La presenza di riserva cognitiva implica che le persone con una maggiore riserva che già soffrono di cambiamenti neuropatologici nel cervello non saranno rilevate dai test cognitivi clinici standard. Viceversa chiunque abbia utilizzato clinicamente questi strumenti sa che possono dare falsi positivi in ​​persone con una riserva molto bassa. Da questo punto di vista emerge facilmente il concetto di “livello di sfida adeguato”. In teoria, si potrebbe misurare la riserva cognitiva e quindi offrire test specifici su misura che rappresenterebbero un livello di sfida sufficiente per rilevare con precisione il deterioramento cognitivo precoce sia negli individui con riserva alta che bassa. Ciò ha implicazioni per il trattamento e la cura.

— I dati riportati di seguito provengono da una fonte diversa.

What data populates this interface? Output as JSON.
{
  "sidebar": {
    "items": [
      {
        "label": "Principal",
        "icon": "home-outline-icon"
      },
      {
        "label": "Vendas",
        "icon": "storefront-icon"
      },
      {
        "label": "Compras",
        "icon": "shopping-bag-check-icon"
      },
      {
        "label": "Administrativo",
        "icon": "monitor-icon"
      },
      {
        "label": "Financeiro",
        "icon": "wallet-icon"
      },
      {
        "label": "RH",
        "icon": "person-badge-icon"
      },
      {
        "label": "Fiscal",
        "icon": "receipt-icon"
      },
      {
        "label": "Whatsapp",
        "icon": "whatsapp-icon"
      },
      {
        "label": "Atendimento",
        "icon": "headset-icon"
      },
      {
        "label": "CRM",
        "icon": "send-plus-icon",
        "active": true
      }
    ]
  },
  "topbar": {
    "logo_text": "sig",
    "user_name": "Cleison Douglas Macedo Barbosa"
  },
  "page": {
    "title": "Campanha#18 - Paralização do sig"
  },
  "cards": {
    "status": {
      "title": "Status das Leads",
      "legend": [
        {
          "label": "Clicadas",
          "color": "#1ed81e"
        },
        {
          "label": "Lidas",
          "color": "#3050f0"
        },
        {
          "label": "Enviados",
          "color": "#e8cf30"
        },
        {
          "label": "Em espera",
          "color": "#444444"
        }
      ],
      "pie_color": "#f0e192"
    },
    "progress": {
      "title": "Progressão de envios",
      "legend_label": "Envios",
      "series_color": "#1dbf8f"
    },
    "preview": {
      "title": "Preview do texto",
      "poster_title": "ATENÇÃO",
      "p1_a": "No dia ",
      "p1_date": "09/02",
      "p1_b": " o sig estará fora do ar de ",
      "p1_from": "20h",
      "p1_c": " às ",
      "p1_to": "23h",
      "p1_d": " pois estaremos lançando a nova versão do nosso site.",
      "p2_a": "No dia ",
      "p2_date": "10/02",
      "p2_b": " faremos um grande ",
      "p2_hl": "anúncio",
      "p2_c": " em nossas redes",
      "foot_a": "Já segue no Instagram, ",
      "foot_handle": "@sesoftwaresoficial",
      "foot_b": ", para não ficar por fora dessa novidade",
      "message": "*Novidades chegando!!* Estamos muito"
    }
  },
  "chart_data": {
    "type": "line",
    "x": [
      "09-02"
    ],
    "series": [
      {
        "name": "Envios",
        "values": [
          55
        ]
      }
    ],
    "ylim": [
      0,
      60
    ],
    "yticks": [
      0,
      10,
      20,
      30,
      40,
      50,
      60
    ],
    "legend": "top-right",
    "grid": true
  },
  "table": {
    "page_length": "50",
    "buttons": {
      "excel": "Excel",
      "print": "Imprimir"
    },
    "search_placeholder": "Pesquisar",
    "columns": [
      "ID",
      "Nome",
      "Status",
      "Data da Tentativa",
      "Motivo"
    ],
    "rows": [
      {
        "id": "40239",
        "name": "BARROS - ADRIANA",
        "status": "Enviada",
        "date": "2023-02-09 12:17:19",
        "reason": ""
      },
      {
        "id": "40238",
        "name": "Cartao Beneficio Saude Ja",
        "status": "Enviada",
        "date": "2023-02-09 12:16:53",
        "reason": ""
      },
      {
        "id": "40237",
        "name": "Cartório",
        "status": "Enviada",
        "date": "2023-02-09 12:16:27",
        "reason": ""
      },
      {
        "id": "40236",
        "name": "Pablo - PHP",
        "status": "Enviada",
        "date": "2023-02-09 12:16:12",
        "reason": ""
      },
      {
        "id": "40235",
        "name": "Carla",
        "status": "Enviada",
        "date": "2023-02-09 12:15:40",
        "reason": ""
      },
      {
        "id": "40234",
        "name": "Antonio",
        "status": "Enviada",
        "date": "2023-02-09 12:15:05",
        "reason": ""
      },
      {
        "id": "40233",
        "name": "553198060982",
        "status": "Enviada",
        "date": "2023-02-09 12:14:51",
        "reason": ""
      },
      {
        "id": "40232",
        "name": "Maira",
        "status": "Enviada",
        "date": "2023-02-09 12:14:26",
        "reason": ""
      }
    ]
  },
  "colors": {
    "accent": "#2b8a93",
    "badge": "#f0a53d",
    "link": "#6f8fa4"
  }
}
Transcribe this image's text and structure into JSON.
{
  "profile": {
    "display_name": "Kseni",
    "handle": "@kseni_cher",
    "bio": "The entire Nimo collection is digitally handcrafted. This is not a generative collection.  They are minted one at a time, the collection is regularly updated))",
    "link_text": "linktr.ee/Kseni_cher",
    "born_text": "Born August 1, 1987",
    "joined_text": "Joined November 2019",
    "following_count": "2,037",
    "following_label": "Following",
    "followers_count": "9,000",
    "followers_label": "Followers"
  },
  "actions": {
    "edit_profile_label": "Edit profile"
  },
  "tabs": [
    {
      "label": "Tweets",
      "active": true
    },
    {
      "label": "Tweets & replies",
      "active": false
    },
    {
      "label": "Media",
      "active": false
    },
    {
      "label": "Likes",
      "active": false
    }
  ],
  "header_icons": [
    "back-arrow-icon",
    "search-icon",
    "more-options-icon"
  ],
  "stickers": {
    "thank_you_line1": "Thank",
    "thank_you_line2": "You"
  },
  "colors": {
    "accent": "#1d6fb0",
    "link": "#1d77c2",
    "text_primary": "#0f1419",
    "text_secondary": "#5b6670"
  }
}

Nelle persone con una riserva elevata, il deterioramento si verifica rapidamente una volta raggiunta la soglia. In questi individui e nelle loro carriere la diagnosi precoce potrebbe fornire l’opportunità di pianificare le cure future e di adattarsi alla diagnosi mentre sono ancora in grado di prendere decisioni. Uno studio sulla riabilitazione cognitiva, condotto con pazienti affetti da demenza, ha mostrato che i pazienti con una riserva cognitiva bassa avevano risultati migliori dalla riabilitazione dell’allenamento cognitivo rispetto a quelli con una riserva cognitiva elevata. Ciò è dovuto al fatto che i pazienti con elevata riserva cognitiva presentavano sintomi cognitivi ritardati e quindi la malattia non poteva più resistere alla patologia. Inoltre, il miglioramento osservato nei pazienti con bassa riserva cognitiva indica che questi pazienti possono costruire la loro riserva cognitiva come un processo che dura tutta la vita.